At the same time, though, the criticism isn’t entirely fair. Rich as Croesus, successful beyond the dreams of all but a handful of industrial titans, Sandburg is animated by the same itchy agitation and discontent that have always animated the feminist cause. She insists, as feminists always have, that there is always more to do to empower the sisterhood and herself. And she continues to try to spread the word. Having more money than she knows what to do with, she started a foundation, the Lean In Foundation.
What does the foundation do? According to the mission statement, Lean In “is focused on encouraging women to pursue their ambitions” and “changing the conversation from what we can’t do to what we can do.” It is “offering women the ongoing inspiration and support to help them achieve their goals.” It will “talk openly about the challenges women face and work together,” and thereby “change the trajectory of women and create a better world for everyone.”
Focusing, encouraging, supporting, offering, conversing, talking, changing, and working together: not much, in other words. The website also plays brief video lectures, such as “Be Your Own Hero,” “Own the Room,” and “Managing Difficult Conversations.” You can watch as many as you want, no charge. It’s on Sandberg’s dime.

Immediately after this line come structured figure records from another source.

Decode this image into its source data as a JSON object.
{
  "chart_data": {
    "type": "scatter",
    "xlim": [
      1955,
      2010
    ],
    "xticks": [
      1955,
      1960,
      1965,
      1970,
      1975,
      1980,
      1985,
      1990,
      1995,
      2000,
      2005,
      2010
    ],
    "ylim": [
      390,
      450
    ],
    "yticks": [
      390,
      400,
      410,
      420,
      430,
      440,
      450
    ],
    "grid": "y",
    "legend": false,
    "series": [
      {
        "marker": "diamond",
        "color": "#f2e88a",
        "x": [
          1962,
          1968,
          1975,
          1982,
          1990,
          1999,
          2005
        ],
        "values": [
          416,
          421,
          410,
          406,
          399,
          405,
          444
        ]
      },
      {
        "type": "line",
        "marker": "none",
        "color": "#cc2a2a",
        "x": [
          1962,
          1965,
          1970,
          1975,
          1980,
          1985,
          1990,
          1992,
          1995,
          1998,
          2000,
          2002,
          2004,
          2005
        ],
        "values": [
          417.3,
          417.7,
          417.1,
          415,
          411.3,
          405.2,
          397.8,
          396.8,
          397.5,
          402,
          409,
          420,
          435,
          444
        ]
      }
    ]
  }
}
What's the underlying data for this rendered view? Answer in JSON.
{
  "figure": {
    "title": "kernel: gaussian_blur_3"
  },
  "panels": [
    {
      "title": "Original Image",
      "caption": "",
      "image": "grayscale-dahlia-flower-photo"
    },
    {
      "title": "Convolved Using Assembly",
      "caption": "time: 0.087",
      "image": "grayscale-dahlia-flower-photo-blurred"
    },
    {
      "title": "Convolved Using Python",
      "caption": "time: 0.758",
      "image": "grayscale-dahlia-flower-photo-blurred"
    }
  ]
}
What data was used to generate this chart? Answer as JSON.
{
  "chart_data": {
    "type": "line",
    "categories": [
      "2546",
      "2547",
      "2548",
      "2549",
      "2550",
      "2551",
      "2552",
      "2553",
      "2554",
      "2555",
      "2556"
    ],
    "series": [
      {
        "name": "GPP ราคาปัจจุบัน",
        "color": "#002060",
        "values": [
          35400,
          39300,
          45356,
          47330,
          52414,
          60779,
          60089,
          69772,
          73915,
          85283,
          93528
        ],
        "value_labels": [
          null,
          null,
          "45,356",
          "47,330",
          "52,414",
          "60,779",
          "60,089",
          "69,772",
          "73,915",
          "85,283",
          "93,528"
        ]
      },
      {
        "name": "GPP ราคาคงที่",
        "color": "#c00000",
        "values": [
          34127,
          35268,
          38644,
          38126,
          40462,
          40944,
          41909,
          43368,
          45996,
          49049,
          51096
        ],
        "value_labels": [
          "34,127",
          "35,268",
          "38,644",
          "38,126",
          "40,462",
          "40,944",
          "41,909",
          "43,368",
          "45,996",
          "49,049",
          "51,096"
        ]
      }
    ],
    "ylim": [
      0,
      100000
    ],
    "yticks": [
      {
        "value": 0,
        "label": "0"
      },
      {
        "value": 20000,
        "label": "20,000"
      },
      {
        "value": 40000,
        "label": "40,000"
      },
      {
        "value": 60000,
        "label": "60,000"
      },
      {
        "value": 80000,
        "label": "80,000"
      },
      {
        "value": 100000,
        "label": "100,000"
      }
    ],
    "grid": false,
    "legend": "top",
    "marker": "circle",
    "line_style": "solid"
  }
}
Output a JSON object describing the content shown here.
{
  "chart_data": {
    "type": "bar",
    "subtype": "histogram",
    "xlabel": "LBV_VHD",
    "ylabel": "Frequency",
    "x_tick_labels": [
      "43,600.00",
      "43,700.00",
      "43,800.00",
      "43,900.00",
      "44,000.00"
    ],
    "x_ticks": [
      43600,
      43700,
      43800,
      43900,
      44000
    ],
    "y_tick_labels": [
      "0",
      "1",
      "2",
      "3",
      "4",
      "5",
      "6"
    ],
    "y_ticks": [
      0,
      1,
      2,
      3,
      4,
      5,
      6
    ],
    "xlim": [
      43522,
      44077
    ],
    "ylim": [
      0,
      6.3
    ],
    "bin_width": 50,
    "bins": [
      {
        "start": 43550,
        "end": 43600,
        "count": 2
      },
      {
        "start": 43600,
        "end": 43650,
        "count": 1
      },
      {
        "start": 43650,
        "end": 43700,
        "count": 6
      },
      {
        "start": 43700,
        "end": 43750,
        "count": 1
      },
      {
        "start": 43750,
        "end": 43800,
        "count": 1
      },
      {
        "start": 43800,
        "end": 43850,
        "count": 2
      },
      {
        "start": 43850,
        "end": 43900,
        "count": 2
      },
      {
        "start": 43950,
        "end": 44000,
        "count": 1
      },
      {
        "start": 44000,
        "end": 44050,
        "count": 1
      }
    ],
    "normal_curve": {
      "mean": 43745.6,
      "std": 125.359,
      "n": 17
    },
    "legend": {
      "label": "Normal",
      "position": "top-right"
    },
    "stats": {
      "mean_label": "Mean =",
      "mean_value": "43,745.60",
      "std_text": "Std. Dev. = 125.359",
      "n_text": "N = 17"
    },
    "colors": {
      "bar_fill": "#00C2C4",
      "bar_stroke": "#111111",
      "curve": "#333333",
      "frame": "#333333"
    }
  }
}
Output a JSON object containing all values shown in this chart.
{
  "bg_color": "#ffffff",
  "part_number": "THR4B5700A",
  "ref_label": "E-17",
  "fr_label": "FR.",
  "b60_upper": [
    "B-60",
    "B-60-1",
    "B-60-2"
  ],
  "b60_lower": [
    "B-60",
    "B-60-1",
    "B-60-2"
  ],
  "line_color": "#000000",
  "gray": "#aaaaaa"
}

The foundation’s latest and most tangible initiative, announced toward the end of February, is a partnership with Getty Images, one of the world’s largest suppliers of stock photography—those generic, instantly forgettable pictures that editors use to illustrate their magazines and websites and that marketers use to make their advertisements irresistible to the plain folks. Getty is now curator of the Lean In Collection. Editors and marketers who can afford to will be able to buy stock photographs “devoted to the powerful depiction of women, girls, and the people who support them.” Profits from the Lean In Collection will go to the Lean In Foundation, which supports the Lean In Collection. We can expect much focusing, offering, conversing, and talking in the years ahead.